L'art byzantin a profondément marqué l'Italie médiévale. Au XIIIe siècle, Cimabue puis Duccio à Sienne, et Giotto à Florence, s'inspirent du langage byzantin avant d'opérer la rupture qui ouvrira la Renaissance. Le terme « manière grecque » (maniera greca) employé par Vasari désigne précisément cette période où la peinture italienne est encore byzantine. Le passage du byzantin au gothique puis à la pré-Renaissance constitue l'une des grandes mutations de l'histoire de l'art.
L'icône byzantine et post-byzantine reste une production vivante dans les Églises orthodoxes contemporaines — mont Athos, monastères russes, ateliers grecs et serbes. Son étude scientifique a longtemps été dominée par l'historiographie occidentale qui jugeait l'art byzantin « hiératique » et « figé » ; les travaux du XXe siècle (Kondakov, Grabar, Belting, Maguire) ont restitué sa richesse théologique et formelle.
L'art byzantin couvre la période de l'Empire romain d'Orient, de la fondation de Constantinople en 330 à la chute de la ville en 1453, soit plus de mille ans. Sa postérité post-byzantine se prolonge jusqu'au XIXe siècle dans les pays orthodoxes (Crète, Russie, Balkans).
Une icône est une image peinte sur panneau de bois (œuf tempera, fond d'or à la feuille) représentant le Christ, la Vierge ou un saint. Elle n'est pas une simple illustration mais une médiation sacrée — un seuil entre le monde visible et la réalité divine. Son iconographie est strictement codifiée et transmise d'atelier en atelier.
Cette « rigidité » est un choix théologique, pas une limite technique. La frontalité, l'inversion de perspective (les lignes convergent vers le spectateur), le fond d'or sans profondeur, les proportions hiérarchiques servent à signifier que l'icône représente non un événement passé mais une présence éternelle dont le fidèle est le destinataire direct.
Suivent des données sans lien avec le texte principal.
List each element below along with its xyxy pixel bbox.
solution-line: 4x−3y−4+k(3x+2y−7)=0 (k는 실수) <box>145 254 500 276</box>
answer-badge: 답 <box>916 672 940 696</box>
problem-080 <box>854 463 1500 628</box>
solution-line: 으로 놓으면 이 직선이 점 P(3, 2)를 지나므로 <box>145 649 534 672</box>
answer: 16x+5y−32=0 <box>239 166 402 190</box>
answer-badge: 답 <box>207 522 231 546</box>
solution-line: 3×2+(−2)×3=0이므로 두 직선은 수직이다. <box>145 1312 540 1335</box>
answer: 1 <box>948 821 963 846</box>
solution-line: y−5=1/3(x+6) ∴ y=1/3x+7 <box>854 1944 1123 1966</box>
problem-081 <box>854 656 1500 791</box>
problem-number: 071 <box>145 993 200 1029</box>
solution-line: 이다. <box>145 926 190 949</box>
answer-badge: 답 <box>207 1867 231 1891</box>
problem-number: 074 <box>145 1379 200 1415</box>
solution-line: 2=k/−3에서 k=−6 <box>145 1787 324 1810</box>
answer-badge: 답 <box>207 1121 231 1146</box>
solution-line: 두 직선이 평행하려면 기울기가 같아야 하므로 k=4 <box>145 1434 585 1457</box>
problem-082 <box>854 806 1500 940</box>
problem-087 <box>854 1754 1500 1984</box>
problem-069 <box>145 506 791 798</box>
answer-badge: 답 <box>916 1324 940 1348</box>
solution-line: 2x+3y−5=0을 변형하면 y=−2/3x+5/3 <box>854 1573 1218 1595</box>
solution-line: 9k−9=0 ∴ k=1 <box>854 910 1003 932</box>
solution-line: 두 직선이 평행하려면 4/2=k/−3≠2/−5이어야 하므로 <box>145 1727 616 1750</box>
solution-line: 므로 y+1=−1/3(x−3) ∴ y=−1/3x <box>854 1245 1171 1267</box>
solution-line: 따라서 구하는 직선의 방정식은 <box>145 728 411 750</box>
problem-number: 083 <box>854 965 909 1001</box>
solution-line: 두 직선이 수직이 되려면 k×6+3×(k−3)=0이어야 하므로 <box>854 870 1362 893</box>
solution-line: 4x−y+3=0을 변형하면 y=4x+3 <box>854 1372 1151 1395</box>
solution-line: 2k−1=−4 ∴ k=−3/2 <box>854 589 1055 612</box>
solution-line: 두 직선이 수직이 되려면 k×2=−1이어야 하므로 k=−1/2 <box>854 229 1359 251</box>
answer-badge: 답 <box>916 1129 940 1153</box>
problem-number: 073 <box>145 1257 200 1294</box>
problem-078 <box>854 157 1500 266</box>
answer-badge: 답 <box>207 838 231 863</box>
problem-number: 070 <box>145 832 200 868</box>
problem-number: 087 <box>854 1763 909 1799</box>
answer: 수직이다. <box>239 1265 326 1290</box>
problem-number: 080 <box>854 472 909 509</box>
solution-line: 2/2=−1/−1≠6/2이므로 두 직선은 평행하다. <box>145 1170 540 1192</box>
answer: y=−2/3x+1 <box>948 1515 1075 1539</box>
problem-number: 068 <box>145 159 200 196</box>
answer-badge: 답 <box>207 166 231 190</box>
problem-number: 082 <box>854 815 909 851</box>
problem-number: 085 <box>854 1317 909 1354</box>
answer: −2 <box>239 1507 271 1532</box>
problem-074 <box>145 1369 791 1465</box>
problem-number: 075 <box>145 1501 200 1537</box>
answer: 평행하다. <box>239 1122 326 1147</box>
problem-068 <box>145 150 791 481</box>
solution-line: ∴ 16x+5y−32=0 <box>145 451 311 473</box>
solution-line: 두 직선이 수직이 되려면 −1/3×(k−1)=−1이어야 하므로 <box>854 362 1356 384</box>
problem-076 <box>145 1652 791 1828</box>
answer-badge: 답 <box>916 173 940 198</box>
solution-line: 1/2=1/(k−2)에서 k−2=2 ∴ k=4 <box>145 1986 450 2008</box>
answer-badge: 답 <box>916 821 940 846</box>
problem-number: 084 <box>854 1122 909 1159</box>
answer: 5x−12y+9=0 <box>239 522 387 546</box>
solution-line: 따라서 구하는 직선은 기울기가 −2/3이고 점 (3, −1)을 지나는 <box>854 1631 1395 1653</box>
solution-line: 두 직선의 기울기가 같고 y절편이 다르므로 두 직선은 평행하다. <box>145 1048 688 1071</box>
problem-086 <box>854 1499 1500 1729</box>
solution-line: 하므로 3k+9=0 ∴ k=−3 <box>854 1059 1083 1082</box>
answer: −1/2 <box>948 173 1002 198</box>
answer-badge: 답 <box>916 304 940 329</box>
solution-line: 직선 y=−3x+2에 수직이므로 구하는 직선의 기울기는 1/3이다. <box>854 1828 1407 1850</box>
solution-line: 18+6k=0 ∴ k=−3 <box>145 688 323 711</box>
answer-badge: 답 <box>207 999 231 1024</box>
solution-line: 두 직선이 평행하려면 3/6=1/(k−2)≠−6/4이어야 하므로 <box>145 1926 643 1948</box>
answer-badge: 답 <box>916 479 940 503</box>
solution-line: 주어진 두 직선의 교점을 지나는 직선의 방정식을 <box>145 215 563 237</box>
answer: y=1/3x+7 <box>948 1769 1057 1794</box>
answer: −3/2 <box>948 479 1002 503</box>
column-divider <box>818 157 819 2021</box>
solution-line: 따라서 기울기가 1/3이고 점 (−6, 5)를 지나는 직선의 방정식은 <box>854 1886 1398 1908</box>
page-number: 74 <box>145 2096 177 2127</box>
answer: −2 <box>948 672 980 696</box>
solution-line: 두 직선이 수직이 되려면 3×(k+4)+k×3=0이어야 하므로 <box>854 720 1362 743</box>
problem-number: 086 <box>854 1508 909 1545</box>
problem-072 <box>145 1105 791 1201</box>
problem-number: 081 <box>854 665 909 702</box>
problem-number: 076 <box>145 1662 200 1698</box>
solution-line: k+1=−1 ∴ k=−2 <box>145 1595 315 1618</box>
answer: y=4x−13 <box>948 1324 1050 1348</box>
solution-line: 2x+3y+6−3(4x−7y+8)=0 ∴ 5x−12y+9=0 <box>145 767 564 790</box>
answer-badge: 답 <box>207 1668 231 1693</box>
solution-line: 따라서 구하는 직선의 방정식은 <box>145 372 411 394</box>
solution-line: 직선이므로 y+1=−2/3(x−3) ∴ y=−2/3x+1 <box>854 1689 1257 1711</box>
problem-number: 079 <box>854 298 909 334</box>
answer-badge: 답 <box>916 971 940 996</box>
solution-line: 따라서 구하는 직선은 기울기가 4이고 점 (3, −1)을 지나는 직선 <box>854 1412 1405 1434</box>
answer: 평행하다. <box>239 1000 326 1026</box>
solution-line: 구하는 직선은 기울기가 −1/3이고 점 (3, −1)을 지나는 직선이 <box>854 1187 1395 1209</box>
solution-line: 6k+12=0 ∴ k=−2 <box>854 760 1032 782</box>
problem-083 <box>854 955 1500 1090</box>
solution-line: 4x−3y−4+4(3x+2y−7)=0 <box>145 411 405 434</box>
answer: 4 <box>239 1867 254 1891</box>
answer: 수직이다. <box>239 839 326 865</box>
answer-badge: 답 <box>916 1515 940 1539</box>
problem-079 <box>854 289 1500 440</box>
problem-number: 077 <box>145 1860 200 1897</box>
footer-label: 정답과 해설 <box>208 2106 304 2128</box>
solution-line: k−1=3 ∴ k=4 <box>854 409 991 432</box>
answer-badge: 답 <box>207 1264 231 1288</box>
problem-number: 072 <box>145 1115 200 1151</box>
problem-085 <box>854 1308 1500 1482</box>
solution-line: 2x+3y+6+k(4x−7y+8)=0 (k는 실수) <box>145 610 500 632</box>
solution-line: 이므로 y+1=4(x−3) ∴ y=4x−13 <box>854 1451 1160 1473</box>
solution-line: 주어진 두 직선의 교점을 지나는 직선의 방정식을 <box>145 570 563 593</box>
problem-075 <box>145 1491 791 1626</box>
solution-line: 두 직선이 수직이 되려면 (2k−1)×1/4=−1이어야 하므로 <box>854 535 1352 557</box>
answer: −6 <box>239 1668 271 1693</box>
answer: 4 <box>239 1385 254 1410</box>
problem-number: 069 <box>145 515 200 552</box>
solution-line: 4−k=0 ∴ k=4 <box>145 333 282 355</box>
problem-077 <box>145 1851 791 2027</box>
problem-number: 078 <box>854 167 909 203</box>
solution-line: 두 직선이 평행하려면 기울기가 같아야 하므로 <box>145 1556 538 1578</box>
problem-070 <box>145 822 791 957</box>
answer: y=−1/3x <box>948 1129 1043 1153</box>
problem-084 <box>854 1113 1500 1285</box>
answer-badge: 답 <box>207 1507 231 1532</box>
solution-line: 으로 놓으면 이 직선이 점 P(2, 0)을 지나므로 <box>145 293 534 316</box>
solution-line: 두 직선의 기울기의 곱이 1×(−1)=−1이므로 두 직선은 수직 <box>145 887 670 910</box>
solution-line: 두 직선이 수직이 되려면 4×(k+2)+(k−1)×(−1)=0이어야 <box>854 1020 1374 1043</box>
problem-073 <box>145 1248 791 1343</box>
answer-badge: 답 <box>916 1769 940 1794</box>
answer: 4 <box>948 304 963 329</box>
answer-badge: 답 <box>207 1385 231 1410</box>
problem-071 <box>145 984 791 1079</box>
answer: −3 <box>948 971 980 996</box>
La crise iconoclaste (726-843) a opposé deux camps dans l'Empire byzantin : les iconoclastes (« briseurs d'images »), qui jugeaient l'icône idolâtrique, et les iconodoules (« serviteurs des icônes »), qui défendaient leur valeur cultuelle. La victoire des iconodoules en 843 — fête du « Triomphe de l'Orthodoxie » — fonde la théologie chrétienne de l'image telle qu'elle est encore reçue dans l'Orthodoxie.
Avant la rupture giottesque du XIVe siècle, la peinture italienne du XIIIe siècle est encore byzantine — c'est la maniera greca (manière grecque) que Vasari mentionnera. Cimabue et Duccio s'inspirent directement de modèles byzantins ; Giotto opère la rupture qui ouvrira la pré-Renaissance, mais en partant de ce socle. Le passage du byzantin au gothique italien puis à la Renaissance est l'une des grandes transitions de l'histoire de l'art.